As days turned into weeks the rescued stray turned into a chubby and magnificent yellow tabby, with coat and eyes the same color as the missing Fat Cat. I began to question if he could indeed BE Fat Cat. Others visiting the house who had known Fat Cat said "Of course, he is Fat Cat."
About that time a new vet, Dr. Braun, set up practice in the neighborhood. When I made the appointment I did not know him. He was a kindly young man, quite formal, with a significant stutter when nervous. I filled out the papers stating the patient was female, 2years old, spayed, all followed by a question mark. I thought it odd that Dr. Braun wished to examine my cat in private, leaving me in the waiting room. After about ten minutes he emerged holding the cat spread out in his arms, tummy upward.
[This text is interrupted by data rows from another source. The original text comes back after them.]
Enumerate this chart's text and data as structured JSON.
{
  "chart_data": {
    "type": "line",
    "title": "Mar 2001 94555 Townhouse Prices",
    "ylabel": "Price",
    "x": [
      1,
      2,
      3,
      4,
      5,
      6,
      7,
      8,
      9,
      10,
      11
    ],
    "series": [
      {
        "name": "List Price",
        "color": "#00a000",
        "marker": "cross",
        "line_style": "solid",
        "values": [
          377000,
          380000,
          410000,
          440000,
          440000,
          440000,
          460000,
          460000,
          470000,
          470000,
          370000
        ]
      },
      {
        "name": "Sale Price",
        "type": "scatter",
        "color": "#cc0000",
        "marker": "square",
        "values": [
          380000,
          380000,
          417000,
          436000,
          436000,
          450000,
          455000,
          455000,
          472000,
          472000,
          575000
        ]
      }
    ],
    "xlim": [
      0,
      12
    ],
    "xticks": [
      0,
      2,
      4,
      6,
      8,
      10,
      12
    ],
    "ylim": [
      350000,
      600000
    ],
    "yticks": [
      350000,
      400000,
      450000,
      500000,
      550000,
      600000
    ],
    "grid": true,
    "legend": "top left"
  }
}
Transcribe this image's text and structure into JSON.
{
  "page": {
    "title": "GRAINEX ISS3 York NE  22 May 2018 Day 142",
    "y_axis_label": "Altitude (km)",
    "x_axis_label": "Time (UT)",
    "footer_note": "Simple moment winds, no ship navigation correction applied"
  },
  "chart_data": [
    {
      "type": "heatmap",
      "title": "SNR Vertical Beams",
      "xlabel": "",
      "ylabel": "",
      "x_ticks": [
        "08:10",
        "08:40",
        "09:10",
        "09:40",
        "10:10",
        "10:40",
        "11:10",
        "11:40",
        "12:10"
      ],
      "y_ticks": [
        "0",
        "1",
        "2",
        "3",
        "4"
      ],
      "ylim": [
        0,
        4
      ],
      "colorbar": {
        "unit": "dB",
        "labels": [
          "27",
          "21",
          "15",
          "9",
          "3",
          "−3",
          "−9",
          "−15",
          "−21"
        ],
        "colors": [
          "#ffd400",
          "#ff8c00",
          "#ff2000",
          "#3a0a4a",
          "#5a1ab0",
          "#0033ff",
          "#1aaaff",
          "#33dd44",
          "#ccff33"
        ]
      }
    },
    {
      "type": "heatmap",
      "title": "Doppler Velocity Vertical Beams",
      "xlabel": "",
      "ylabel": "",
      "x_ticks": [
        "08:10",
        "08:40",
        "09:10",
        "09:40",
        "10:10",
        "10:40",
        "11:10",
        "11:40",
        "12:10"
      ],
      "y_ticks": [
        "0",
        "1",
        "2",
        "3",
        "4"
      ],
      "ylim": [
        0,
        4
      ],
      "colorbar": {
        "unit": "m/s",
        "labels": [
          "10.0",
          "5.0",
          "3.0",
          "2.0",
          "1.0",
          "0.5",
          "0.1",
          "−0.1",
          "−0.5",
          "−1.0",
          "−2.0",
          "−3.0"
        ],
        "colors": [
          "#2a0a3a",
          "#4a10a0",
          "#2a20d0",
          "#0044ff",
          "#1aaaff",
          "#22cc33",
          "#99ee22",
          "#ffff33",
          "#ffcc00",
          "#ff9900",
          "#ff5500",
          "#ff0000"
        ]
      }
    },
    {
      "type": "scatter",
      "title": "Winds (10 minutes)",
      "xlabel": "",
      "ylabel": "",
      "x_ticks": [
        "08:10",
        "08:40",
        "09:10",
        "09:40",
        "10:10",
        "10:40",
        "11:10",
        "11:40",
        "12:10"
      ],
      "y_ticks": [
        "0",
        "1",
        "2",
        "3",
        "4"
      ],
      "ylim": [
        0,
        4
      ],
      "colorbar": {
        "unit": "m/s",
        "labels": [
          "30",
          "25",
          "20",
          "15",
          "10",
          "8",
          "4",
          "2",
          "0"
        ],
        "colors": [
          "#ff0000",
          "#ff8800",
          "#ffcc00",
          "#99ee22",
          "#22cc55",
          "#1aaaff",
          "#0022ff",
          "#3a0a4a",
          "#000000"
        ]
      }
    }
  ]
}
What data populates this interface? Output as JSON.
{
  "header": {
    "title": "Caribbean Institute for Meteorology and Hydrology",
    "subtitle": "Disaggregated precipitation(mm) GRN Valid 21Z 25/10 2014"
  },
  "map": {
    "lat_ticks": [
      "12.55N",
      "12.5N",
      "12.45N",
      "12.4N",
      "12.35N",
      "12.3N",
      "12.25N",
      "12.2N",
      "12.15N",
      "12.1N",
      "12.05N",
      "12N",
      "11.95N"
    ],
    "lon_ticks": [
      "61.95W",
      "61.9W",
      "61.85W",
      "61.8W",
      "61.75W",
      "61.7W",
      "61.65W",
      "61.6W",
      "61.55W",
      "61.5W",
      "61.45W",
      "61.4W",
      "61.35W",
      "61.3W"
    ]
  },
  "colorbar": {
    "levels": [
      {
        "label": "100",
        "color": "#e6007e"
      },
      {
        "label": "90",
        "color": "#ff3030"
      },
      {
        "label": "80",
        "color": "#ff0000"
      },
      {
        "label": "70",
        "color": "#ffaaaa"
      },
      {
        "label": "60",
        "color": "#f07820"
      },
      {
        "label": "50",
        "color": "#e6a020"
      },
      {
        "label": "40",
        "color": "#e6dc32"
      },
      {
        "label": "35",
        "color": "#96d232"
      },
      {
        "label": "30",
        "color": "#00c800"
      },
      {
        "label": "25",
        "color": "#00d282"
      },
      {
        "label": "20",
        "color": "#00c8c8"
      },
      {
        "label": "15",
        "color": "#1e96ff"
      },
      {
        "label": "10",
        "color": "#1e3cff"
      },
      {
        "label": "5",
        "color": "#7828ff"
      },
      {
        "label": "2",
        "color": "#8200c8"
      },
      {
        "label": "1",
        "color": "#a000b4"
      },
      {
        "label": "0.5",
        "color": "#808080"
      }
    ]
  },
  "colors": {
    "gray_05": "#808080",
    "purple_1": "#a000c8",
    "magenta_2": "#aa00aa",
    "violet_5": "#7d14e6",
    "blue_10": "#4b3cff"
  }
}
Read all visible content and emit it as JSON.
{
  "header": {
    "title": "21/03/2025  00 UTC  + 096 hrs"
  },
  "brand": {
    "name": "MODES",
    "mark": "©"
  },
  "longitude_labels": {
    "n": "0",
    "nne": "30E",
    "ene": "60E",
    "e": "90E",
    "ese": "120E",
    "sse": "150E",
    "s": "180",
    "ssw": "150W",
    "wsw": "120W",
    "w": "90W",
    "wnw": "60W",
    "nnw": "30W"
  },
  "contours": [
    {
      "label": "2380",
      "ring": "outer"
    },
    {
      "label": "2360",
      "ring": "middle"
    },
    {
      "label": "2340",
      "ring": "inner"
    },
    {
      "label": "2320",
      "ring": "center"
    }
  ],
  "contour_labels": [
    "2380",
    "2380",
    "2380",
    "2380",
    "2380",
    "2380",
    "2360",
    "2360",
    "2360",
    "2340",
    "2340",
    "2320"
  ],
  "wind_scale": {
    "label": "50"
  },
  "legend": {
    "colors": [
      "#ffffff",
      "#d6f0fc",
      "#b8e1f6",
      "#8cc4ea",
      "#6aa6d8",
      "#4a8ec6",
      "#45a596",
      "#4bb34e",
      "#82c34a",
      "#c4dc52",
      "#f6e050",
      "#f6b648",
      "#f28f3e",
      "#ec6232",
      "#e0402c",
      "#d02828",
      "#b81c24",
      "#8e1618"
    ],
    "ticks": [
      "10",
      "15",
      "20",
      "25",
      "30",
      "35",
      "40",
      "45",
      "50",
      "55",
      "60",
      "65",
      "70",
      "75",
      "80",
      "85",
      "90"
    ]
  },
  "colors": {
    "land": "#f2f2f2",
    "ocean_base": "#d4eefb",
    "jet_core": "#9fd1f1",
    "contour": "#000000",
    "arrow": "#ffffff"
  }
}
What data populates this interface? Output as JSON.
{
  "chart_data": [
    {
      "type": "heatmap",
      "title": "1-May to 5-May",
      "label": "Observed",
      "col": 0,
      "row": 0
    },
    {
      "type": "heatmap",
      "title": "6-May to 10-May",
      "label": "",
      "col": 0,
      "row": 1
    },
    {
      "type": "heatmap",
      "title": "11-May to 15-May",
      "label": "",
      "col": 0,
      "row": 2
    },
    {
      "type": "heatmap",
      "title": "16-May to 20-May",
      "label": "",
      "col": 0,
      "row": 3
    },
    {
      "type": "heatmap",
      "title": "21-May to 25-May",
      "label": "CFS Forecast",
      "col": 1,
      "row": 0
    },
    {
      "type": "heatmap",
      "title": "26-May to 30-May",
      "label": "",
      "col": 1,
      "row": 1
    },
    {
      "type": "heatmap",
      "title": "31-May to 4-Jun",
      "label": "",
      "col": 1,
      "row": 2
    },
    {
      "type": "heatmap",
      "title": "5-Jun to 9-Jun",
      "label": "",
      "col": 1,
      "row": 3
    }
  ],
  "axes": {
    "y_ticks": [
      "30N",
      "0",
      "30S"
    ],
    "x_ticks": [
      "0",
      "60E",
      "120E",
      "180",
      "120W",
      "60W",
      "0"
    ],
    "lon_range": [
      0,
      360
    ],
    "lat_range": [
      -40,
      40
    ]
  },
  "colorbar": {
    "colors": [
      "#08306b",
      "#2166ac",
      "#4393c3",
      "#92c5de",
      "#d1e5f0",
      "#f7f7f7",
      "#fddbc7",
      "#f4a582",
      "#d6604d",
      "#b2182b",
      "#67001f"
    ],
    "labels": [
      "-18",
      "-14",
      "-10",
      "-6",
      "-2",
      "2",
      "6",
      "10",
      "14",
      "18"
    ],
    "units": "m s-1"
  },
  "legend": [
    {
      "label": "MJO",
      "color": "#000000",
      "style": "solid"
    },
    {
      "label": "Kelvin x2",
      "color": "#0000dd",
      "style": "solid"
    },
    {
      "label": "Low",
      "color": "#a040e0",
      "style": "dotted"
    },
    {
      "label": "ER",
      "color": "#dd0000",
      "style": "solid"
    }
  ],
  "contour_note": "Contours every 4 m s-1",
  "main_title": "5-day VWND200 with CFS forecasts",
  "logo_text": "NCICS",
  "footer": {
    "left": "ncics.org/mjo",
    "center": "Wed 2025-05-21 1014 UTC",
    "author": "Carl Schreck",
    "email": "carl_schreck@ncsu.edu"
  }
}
"M-M-Miss Crosse" he said. This cat is a m-m-male, about ten years old." Moving closer he said "This is his p-p-penis, atrophied, but his penis. I blushed deeply, and I'm sure he worked hard to maintain his own composure.
I drove home shaking my head. So Fat Cat got renamed the Imposter, and lived out the end of his life (another three years) at #2 Cathy Lane.
I came to believe that it must have been the great horned owl that lived in the driveway that kidnapped Fat Cat #1. He must have weighed 15 pounds. A mighty feat, but then they are incredible predators.
Curiously, now, about 35 years later, there are many dogs on leash in my new neighborhood, mostly fancy small breeds. The only cat I have ever seen is a large yellow stray, mostly feral, that looks just like Fat Cat. Occasionally it goes missing for three or four days and folks in my block grow concerned, but it always seems to turn up.